As you may see, several environment variables has to be set before the script execution:
* `SPRING_BOOT_ADMIN_URL` -- URL of the Qanary pipeline (see Step 1 and Step 2 of the [tutorial](https://github.com/WDAqua/Qanary/wiki/Qanary-tutorial:-How-to-build-a-trivial-Question-Answering-pipeline))
* `SPRING_BOOT_ADMIN_USERNAME` -- the admin username of the Qanary pipeline
* `SPRING_BOOT_ADMIN_PASSWORD` -- the admin password of the Qanary pipeline
* `SERVICE_HOST` -- the host of your component without protocol prefix (e.g. `http://`).

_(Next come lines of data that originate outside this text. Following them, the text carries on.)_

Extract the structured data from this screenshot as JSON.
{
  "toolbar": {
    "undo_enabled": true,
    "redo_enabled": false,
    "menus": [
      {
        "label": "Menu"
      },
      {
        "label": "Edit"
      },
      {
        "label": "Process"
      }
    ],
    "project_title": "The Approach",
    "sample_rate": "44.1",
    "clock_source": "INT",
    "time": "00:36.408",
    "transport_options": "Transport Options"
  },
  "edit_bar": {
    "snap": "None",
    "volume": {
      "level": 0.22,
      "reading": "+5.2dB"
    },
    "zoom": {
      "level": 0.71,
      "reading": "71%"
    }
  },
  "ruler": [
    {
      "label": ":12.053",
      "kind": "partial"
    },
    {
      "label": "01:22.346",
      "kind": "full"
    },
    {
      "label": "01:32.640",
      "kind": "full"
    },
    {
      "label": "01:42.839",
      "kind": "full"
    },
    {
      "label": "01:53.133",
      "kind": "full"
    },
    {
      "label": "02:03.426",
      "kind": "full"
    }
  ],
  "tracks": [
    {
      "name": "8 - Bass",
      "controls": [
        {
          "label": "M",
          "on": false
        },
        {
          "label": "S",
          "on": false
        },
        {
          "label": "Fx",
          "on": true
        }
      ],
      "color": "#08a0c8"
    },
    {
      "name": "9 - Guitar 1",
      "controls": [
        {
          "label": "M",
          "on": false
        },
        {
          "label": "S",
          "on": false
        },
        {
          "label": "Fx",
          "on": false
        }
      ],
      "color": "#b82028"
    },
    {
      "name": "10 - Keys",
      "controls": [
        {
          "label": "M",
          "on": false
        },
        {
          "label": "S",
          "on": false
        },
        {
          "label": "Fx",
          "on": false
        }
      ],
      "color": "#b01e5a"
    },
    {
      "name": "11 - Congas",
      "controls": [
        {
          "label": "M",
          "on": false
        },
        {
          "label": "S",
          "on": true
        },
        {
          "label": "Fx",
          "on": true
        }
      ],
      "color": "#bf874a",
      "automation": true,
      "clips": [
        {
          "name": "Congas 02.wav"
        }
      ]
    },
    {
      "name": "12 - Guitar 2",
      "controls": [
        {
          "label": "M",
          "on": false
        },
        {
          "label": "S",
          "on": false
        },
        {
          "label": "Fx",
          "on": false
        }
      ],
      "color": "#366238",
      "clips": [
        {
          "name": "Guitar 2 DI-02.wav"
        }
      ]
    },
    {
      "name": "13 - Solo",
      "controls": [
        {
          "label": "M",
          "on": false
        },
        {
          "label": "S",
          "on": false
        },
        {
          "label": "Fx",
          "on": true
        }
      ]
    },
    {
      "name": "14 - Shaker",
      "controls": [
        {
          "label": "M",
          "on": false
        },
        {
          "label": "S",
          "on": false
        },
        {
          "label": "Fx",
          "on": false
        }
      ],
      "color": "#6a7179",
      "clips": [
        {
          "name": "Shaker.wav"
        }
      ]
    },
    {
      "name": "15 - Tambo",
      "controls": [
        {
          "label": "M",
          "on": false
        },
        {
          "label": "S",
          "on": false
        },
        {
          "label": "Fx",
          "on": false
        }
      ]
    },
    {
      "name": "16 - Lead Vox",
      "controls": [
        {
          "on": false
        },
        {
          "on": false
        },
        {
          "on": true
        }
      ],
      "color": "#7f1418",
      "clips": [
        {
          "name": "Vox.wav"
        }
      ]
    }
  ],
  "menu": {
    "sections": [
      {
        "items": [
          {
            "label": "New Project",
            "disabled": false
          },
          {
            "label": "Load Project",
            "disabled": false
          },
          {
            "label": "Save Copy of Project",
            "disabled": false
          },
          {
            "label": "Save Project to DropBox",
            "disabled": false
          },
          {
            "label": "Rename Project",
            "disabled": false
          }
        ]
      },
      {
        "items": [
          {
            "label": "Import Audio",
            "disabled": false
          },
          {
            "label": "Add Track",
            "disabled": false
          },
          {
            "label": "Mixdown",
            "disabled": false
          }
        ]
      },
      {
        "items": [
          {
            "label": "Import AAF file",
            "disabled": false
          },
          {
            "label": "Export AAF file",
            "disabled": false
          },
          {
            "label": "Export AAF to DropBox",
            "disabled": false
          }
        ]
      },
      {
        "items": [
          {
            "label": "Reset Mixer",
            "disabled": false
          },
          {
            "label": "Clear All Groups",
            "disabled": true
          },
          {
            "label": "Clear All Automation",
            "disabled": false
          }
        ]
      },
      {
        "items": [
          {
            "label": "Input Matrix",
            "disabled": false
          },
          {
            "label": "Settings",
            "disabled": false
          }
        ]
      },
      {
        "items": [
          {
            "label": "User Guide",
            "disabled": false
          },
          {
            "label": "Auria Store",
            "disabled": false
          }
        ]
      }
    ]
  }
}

It has to be visible to the Qanary pipeline
* `SERVICE_PORT` -- the port of your component (has to be visible to the Qanary pipeline)
* `SERVICE_NAME_COMPONENT` -- the name of your component
* `SERVICE_DESCRIPTION_COMPONENT` -- the description of your component

You may also change the configuration via environment variables to any configuration that you want (e.g. via a `json` file).

To run the component, simply execute `python component.py` in your terminal. 
If the component registration was successful, a corresponding message will appear in the output.